WWE Champion Big E has discussed issues surrounding race in the wrestling business and if he has ever experienced racism in WWE.
Big E became only the fourth man of African-American heritage to capture the WWE Championship when he cashed in his Money In The Bank briefcase on Bobby Lashley back in September.
Speaking on Breakfast Club Power 101.5 FM, The New Day star was first asked about WWE Chairman Vince McMahon’s more controversial actions such as saying the ‘n’ word on television and if any of these things reflect badly on Big E himself:
“I don’t get flack for it. I guess I see myself as, I don’t want to say light in an area of darkness, but sometimes you have to work from within. We all work for these massive systems and there are certain beliefs and views that I don’t necessarily agree with or feel. But I feel like my presence in WWE, I still feel like I can reach people, I can motivate people, that I can still show like, ‘hey, this is how I feel, this is how I see the world.’ So, within the system, it’s a massive platform and I don’t want to lose that.”
Big E then revealed he spoke to McMahon about himself and Kofi Kingston taking a stand on WWE television after the brutal murder of Geroge Floyd:
“So I haven’t necessarily asked Vince about his political views or donations, but there are things that I wanted to do, smaller gestures, but things that matter to me. After George Floyd, Kofi and I decided we needed to show people, ‘hey, we are with you and we are feeling the same pain you are, we are crying the same tears.’”
“So, I went up to Vince and said, ‘hey, we want to kneel and throw a fist up, is that cool? I just want to run it by you.’ He said, ‘yeah,’ it was no problem whatsoever and that’s what we did. I’m not saying we changed the world by any means, but a lot of things that I felt were important to me, this past year especially, and I feel like George Floyd’s death touched me in a way.”
“I think it had a lot to do with, I wasn’t jumping on a plane with all these distractions, I had to sit with this, we all had to sit with this. There are things that I want to accomplish and that I want to do. Especially when you see these black kids at shows.”

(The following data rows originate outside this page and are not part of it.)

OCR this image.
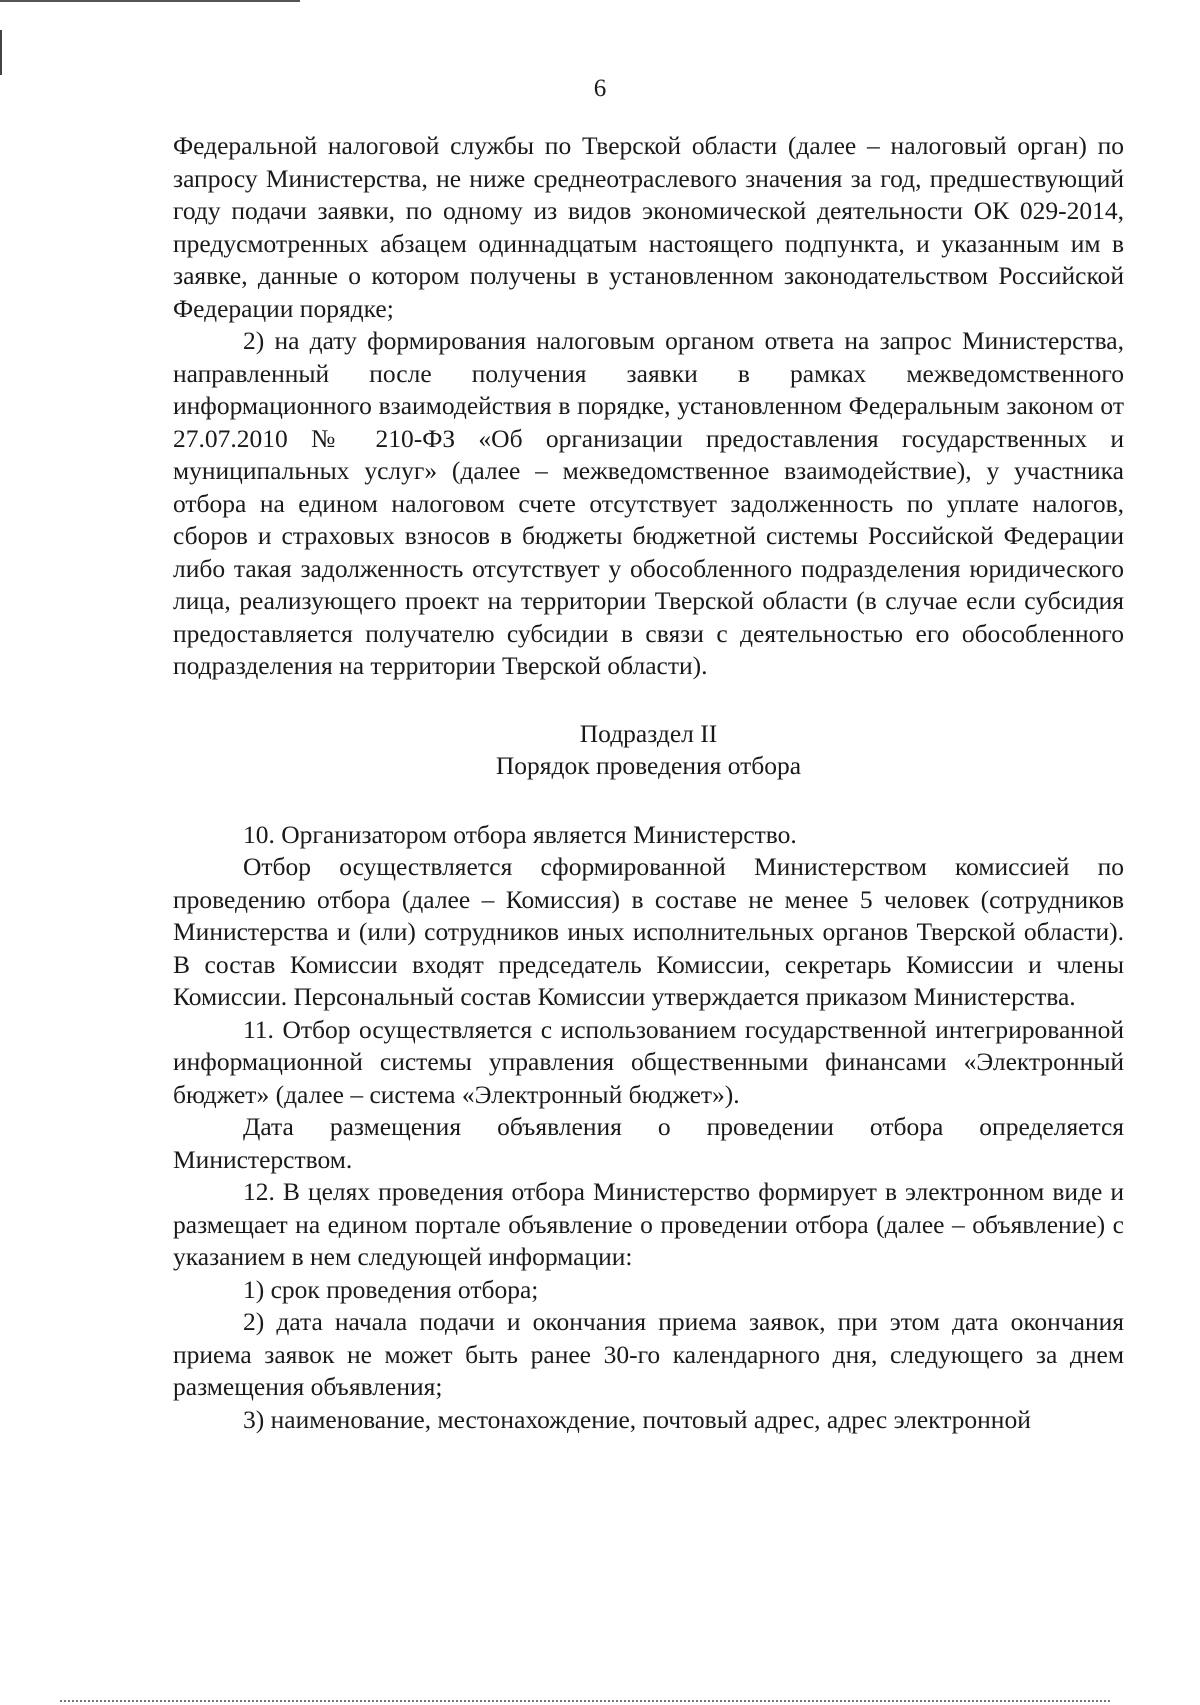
6

Федеральной налоговой службы по Тверской области (далее – налоговый орган) по запросу Министерства, не ниже среднеотраслевого значения за год, предшествующий году подачи заявки, по одному из видов экономической деятельности ОК 029-2014, предусмотренных абзацем одиннадцатым настоящего подпункта, и указанным им в заявке, данные о котором получены в установленном законодательством Российской Федерации порядке;

2) на дату формирования налоговым органом ответа на запрос Министерства, направленный после получения заявки в рамках межведомственного информационного взаимодействия в порядке, установленном Федеральным законом от 27.07.2010 № 210-ФЗ «Об организации предоставления государственных и муниципальных услуг» (далее – межведомственное взаимодействие), у участника отбора на едином налоговом счете отсутствует задолженность по уплате налогов, сборов и страховых взносов в бюджеты бюджетной системы Российской Федерации либо такая задолженность отсутствует у обособленного подразделения юридического лица, реализующего проект на территории Тверской области (в случае если субсидия предоставляется получателю субсидии в связи с деятельностью его обособленного подразделения на территории Тверской области).

Подраздел II

Порядок проведения отбора

10. Организатором отбора является Министерство.

Отбор осуществляется сформированной Министерством комиссией по проведению отбора (далее – Комиссия) в составе не менее 5 человек (сотрудников Министерства и (или) сотрудников иных исполнительных органов Тверской области). В состав Комиссии входят председатель Комиссии, секретарь Комиссии и члены Комиссии. Персональный состав Комиссии утверждается приказом Министерства.

11. Отбор осуществляется с использованием государственной интегрированной информационной системы управления общественными финансами «Электронный бюджет» (далее – система «Электронный бюджет»).

Дата размещения объявления о проведении отбора определяется Министерством.

12. В целях проведения отбора Министерство формирует в электронном виде и размещает на едином портале объявление о проведении отбора (далее – объявление) с указанием в нем следующей информации:

1) срок проведения отбора;

2) дата начала подачи и окончания приема заявок, при этом дата окончания приема заявок не может быть ранее 30-го календарного дня, следующего за днем размещения объявления;

3) наименование, местонахождение, почтовый адрес, адрес электронной
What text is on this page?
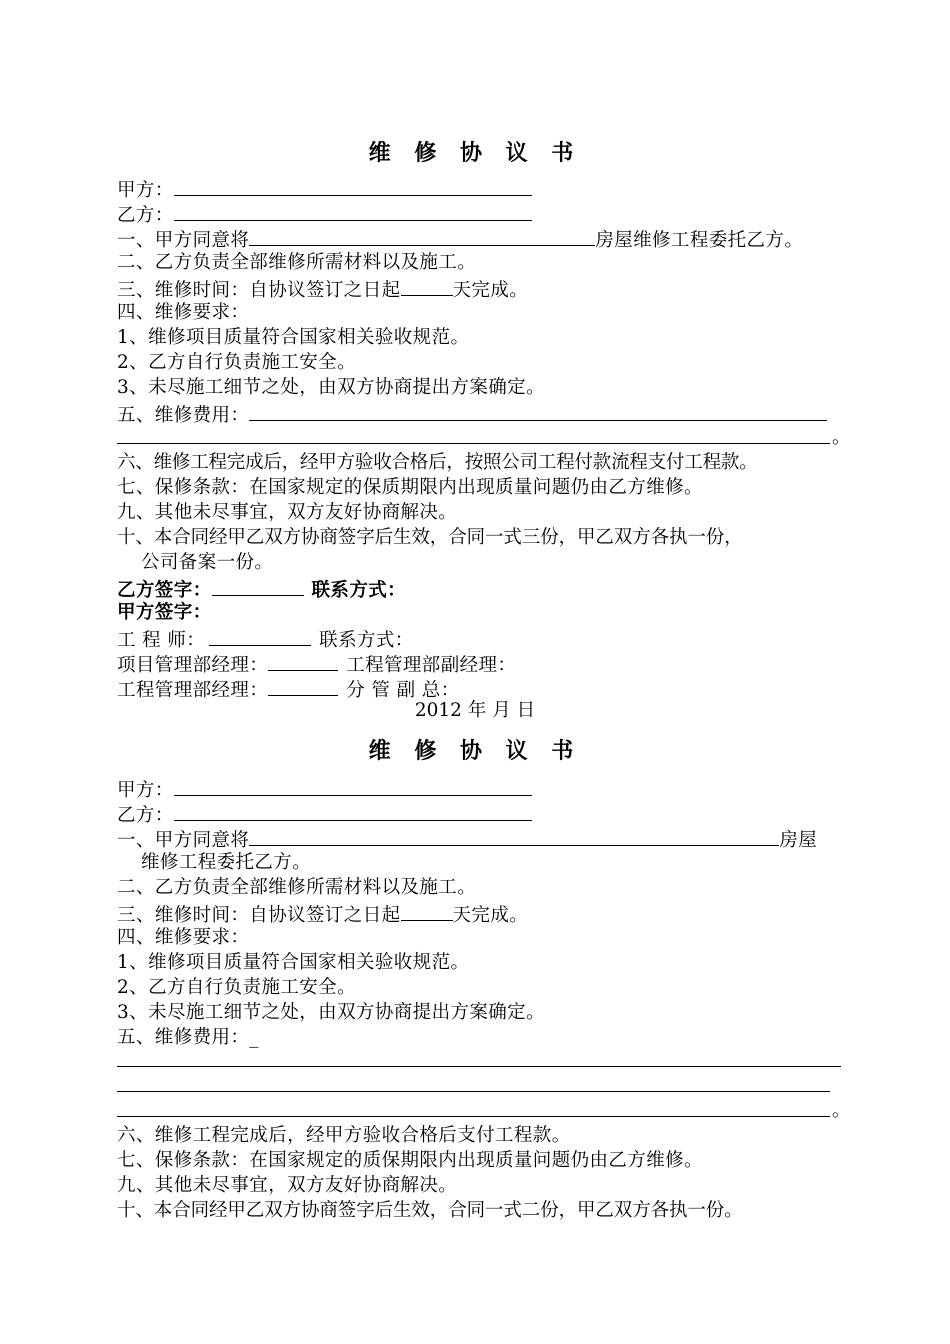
维 修 协 议 书
甲方：
乙方：
一、甲方同意将	房屋维修工程委托乙方。
二、乙方负责全部维修所需材料以及施工。
三、维修时间：自协议签订之日起	天完成。
四、维修要求：
1、维修项目质量符合国家相关验收规范。
2、乙方自行负责施工安全。
3、未尽施工细节之处，由双方协商提出方案确定。
五、维修费用：
。
六、维修工程完成后，经甲方验收合格后，按照公司工程付款流程支付工程款。
七、保修条款：在国家规定的保质期限内出现质量问题仍由乙方维修。
九、其他未尽事宜，双方友好协商解决。
十、本合同经甲乙双方协商签字后生效，合同一式三份，甲乙双方各执一份，
公司备案一份。
乙方签字：	联系方式：
甲方签字：
工 程 师：	联系方式：
项目管理部经理：	工程管理部副经理：
工程管理部经理：	分 管 副 总：
2012 年 月 日
维 修 协 议 书
甲方：
乙方：
一、甲方同意将	房屋
维修工程委托乙方。
二、乙方负责全部维修所需材料以及施工。
三、维修时间：自协议签订之日起	天完成。
四、维修要求：
1、维修项目质量符合国家相关验收规范。
2、乙方自行负责施工安全。
3、未尽施工细节之处，由双方协商提出方案确定。
五、维修费用：_
。
六、维修工程完成后，经甲方验收合格后支付工程款。
七、保修条款：在国家规定的质保期限内出现质量问题仍由乙方维修。
九、其他未尽事宜，双方友好协商解决。
十、本合同经甲乙双方协商签字后生效，合同一式二份，甲乙双方各执一份。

“We are here to entertain kids from all backgrounds and ethnicities, but there’s just something too, you can look out and see a young black girl or boy and they remind you of yourself, or my sisters when I was young and that means a lot to me. To let them know that just because we are on TV and have money or fame or whatever it is, that doesn’t make us above feeling the way that you feel. I’m hurting like you hurt.”
The WWE Champion then discussed how important it was to all three members of The New Day to be able to be themselves in their roles, and not be pigeon-holed as many wrestlers of colour have been in the past:
“It has been important for us, the three of us are nerds, we are comic book nerds so we wanted to really just be ourselves. I think too often, in our industry you would see talent of colour put in certain boxes like you have to be a rapper or dancers. We came out with bright colours, just doing silly stuff and the response, at first was rocky, but we just wanted to show people you can be yourselves, you can be unique, and still be proudly black.”
Big E was then asked if he had ever had to deal with racism in WWE. Thankfully the WWE Champion says it’s not something he has experienced:
“In WWE, no, honest I haven’t. I will say, as far as our representation on TV we are getting to where we need to be. It’s always a work in progress. Often times if there are issues it would present themselves as, people see you a certain way and they want you to, as a character go, ‘oh you’re a big black man,’ so this is the role you need to play.”
“Our goal with The New Day was to start tearing down those boxes so people don’t see performers. When they see a black woman, they think she needs to be doing certain things. I look at somebody like Bianca, she’s so dope to me because not only is she an incredible athlete, but she’s so authentic.”
“What you see on-screen is who she is off-screen and I think we are getting more of those black characters on TV that are authentic and feel like one of us.”